TU intern fragt Menschen in der Uni, was sie empfehlen können. Hans Christian Förster ist Kulturwissenschaftler und freier Journalist. Für TU intern schreibt er unter anderem die Reihe "Orte der Erinnerung".

 
  © privat

Mit diesem bemerkenswerten Sammelband schließen Mark Walker, bekannt durch seine Arbeit über die Uranforschung im III. Reich, und Dieter Hoffmann, ein profunder Kenner der Physikgeschichte im 19. und 20. Jahrhundert, ein Forschungsdefizit. Sie gehen der Frage nach: Welche Rolle spielte die Deutsche Physikalische Gesellschaft (DPG), das Weltflaggschiff der modernen Physik, im III. Reich? Eine Antwort: weder Kapitulation noch Widerstand!

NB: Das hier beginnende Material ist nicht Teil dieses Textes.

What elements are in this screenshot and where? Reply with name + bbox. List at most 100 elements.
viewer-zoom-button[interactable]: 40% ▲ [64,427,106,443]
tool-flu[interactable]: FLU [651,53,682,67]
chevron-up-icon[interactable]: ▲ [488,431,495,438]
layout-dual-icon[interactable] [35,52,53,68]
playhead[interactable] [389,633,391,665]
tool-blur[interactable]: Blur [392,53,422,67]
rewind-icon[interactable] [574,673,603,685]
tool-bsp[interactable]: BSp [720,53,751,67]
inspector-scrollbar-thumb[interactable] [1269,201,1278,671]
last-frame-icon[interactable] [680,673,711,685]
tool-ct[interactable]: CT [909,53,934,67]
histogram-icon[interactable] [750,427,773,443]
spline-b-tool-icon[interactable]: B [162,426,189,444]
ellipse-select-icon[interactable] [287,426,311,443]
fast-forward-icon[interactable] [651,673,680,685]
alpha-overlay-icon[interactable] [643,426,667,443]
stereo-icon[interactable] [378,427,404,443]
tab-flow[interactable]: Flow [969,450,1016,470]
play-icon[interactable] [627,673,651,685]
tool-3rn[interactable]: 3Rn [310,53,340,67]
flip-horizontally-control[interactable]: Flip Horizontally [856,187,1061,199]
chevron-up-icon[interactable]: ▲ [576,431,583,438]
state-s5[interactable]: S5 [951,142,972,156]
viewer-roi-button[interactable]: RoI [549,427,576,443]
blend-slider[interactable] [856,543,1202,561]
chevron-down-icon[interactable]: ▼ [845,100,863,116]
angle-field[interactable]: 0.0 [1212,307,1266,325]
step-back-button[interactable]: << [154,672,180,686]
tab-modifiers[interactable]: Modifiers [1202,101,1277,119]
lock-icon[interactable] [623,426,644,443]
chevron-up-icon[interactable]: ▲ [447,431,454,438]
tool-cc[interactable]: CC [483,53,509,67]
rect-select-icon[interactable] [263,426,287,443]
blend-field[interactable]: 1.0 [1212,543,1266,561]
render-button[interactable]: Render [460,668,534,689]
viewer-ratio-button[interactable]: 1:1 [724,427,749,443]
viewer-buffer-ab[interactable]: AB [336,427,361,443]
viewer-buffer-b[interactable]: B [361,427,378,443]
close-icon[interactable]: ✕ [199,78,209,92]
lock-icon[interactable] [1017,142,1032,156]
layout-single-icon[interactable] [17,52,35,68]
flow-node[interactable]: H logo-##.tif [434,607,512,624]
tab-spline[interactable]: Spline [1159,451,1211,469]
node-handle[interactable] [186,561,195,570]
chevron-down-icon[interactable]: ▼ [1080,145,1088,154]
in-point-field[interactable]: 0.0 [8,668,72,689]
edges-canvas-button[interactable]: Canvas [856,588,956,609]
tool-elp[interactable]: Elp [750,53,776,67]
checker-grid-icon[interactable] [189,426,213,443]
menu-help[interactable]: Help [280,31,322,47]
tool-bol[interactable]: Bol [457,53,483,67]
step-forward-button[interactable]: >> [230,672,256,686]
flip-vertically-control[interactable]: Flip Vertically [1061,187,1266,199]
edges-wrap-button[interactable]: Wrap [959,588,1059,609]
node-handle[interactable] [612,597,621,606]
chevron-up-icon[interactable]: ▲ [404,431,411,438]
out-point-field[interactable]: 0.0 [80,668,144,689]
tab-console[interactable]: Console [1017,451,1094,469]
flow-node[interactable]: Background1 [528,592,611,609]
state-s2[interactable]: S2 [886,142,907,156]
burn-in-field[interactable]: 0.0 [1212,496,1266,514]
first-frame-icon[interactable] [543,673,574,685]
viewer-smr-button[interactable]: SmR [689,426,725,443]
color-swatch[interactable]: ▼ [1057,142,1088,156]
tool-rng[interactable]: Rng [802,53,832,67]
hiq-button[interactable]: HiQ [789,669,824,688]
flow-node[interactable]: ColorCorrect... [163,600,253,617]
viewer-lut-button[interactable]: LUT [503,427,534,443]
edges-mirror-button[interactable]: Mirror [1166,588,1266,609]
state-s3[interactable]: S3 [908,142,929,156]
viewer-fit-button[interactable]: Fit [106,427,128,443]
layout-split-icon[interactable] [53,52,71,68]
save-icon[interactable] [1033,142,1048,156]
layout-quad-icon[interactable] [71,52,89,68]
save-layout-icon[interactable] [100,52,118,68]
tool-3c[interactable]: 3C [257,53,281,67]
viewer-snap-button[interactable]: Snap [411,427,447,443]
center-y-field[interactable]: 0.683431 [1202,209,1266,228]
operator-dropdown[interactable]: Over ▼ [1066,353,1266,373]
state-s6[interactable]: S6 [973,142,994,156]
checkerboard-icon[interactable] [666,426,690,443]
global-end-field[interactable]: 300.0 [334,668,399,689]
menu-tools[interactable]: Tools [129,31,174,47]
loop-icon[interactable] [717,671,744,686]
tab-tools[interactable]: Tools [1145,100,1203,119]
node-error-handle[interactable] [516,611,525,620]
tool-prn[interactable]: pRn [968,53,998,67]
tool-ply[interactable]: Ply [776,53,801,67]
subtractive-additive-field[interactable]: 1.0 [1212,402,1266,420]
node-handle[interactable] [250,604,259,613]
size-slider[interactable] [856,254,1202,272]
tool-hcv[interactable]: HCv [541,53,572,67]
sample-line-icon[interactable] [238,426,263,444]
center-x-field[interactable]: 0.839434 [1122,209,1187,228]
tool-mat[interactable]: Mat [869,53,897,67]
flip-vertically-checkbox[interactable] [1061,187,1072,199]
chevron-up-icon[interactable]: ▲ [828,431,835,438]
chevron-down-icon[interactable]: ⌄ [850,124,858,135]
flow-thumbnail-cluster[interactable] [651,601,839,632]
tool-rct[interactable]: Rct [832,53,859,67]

Die Analysen zeichnen kein Schwarz-Weiß-Bild, sie sind kritisch, differenziert und im besten Sinne aufklärend. Sie berichten von der List der Bedrängten, ihre Autonomie und Handlungsfreiheit zu wahren - wie Max von Laue. Immerhin gelang es der DPG, die Einführung des "Führerprinzips" zu verzögern und einen willfährigen Naziparteigänger, Professor Johannes Stark, als Vorsitzenden zu verhindern. Erst nach 1938 legte die DPG - auf NS-Anweisung - ihren jüdischen Mitgliedern den Austritt nahe. Sicher keine Heldentat, trotzdem unterschied sich die DPG darin vom vorauseilenden Gehorsam anderer bedeutender Vereinigungen. Das Buch klärt auch einige gern geglaubte Mythen auf, so die vom Kampf gegen die "Deutsche Physik". Es wird der Beweis geführt, dass diese Richtung, vertreten durch die Professoren Philipp Lenard, Johannes Stark und Wilhelm Wien, keineswegs die ausschließliche NS-Präferenz hatte. Sehr aufschlussreich sind die Analysen zur "Aufarbeitung" der DPG-Historie unmittelbar nach 1945, ebenso wie die Einblicke in Schicksale von Physikern der Berliner Technischen Hochschule, der Vorgängerinstitution der TU Berlin, wie Hans Geiger und Gustav Hertz. Hertz überlebte Nazis und "Endlösung" als Leiter des Siemens-Laboratoriums in Berlin mit Vortragsrecht bei der DPG. Das Buch hilft, Klischees zu relativieren, doch unter den Teppich wird nichts gekehrt. Nur eine Kritik bleibt: Mit 99 Euro Kaufpreis erreicht der Verlag leider nicht die große Käuferschaft, die das Buch verdient. Schade!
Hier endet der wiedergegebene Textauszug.